Thursday, February 7, 2013

Proximal Suspensory Desmitis in a Horse

The ultrasound images below are from a teenage gelding that presented for a 3 month history of mild, forelimb lameness. The lameness would improve with rest but would return soon after the gelding was returned to work. On physical exam, the proximal suspensory palpated sensitive, just below the carpus (knee) of the right forelimb. The gelding was not lame in a straight line however when lunged in a circle to the left, a mild lameness (2/5) was noted in the right forelimb. The lameness improved approximately 50% after blocking the lower limb however when the proximal suspensory ligament was blocked, the gelding was sound.
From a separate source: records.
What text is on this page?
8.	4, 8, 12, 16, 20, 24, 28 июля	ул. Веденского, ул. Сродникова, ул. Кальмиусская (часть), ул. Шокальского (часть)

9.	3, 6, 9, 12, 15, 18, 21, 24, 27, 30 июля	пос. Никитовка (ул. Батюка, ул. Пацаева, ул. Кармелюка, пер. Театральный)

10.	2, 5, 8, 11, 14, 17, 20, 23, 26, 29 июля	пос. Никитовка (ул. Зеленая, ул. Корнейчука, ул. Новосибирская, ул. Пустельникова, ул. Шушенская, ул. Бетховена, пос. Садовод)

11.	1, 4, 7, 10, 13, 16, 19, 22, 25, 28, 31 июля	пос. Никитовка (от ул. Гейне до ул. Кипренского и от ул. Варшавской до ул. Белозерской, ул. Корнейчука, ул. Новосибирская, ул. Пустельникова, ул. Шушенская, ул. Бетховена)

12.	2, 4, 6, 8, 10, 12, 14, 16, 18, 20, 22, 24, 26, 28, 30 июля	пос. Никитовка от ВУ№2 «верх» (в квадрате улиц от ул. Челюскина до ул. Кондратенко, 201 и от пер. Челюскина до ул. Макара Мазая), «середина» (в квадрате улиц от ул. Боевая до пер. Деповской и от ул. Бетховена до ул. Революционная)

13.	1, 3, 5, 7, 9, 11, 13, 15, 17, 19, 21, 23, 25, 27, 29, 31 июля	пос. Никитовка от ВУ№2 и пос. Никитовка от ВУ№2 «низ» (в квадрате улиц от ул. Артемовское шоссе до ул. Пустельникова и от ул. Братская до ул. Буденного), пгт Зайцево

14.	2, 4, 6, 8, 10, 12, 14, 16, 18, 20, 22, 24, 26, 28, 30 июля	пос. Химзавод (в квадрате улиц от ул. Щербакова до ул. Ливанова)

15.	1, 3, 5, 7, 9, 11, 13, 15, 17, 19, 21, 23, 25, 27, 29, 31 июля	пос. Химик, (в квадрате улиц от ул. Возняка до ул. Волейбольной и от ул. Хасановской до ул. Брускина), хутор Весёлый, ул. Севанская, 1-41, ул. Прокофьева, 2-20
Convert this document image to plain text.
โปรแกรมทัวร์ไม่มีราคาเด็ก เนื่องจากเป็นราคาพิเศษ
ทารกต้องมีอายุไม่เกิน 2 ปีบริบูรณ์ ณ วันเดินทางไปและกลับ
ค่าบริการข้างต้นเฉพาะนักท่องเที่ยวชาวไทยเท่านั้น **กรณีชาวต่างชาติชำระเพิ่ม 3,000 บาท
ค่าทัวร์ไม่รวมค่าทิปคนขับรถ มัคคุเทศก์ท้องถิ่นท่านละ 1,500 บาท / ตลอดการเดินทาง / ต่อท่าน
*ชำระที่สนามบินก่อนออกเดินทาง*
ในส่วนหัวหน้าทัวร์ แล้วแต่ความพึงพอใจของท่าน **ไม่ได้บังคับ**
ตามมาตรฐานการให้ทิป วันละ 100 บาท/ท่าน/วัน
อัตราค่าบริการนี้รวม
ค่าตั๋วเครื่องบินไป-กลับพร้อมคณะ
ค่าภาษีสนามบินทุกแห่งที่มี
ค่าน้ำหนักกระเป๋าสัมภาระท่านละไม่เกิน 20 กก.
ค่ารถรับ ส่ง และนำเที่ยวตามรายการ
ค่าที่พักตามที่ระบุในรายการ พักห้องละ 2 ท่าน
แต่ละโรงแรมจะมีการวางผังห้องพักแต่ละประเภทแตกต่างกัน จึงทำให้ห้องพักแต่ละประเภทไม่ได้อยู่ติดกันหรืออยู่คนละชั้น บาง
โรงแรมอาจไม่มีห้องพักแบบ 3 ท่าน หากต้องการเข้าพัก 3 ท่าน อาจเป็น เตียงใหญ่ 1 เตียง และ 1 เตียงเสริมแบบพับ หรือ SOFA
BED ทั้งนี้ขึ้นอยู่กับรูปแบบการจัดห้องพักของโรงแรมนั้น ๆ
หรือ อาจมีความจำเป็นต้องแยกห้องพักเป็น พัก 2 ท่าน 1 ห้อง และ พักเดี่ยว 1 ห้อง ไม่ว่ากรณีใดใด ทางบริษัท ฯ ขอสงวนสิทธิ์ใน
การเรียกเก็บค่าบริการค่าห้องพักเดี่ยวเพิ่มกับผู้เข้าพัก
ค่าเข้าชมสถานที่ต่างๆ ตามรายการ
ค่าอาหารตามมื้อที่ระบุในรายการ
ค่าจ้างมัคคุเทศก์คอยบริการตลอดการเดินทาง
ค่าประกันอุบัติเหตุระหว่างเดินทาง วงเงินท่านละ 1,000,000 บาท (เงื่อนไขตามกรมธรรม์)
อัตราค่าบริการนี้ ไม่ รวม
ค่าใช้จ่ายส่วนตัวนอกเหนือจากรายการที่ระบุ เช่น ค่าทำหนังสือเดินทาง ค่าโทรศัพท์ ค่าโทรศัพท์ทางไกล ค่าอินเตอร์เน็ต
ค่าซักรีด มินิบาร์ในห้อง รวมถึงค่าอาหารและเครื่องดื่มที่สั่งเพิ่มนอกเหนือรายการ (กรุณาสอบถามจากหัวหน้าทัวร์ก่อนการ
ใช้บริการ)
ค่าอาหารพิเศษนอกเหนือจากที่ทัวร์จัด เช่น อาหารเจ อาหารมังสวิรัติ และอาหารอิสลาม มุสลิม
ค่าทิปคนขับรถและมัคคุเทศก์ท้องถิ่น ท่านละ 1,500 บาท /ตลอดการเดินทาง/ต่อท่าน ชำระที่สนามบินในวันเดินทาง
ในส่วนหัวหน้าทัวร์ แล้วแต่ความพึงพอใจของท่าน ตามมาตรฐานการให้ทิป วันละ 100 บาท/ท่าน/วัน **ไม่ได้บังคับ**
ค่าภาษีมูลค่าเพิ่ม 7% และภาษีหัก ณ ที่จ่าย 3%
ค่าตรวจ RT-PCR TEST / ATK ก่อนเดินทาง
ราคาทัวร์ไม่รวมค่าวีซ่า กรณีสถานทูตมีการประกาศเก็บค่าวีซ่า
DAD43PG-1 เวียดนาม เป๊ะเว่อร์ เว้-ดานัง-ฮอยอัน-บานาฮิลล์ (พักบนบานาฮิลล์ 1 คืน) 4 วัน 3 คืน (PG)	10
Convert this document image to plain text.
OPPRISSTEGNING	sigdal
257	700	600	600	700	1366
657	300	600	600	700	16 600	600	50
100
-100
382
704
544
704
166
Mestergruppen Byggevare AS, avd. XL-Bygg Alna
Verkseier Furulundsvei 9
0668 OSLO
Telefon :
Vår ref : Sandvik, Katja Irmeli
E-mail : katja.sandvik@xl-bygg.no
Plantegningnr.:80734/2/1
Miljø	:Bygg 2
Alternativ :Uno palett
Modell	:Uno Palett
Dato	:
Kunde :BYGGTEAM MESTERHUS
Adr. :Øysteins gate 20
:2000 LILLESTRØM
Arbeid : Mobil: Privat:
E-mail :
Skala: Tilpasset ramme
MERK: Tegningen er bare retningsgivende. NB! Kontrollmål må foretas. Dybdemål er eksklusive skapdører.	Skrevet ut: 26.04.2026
Ultrasound exam of the tendons and ligaments revealed a focal area of decreased echogenicity (dark spot) which was consistent with inflammation and edema within the proximal suspensory ligament. 

Figure 1

Figure 2
In Figure 1, there is a cross sectional image of the superficial flexor tendon (SDF), deep digital flexor tendon (DDF), distal check ligament, and the proximal suspensory ligament. This image was made approximately 10cm below the knee or carpus. In Figure 2, the same area is imaged in cross section and in longitudinal plane. The same lesion (dark spot) can be seen in both images which is consistent with a "real" lesion versus an artifact. In the longitudinal view (right image in Figure 2), the origin of the suspensory is highlighted by the blue arrows and the edema is noted by the dark fibers just above the blue arrows. In Figure 3, the cross sectional image is slightly obliqued to visualize the inside or medial aspect of the limb. The lesion within the suspensory ligament is more apparent in this image and is represented by the dark blue circle within the yellow circle (suspensory ligament) in Figure 3.


Figure 3

Figure 4

The history and lameness exam findings are "classic" for a forelimb proximal suspensory ligament injury. Often the lameness is most noticeable when the affected limb is on the outside of the circle and the lameness will improve temporarily with rest. The prognosis for this injury is "good" however will require rest, ice therapy, corrective shoeing and a specific rehabilatory program. Adjunct therapies include shockwave treatment and platelet rich plasma (PRP) injections.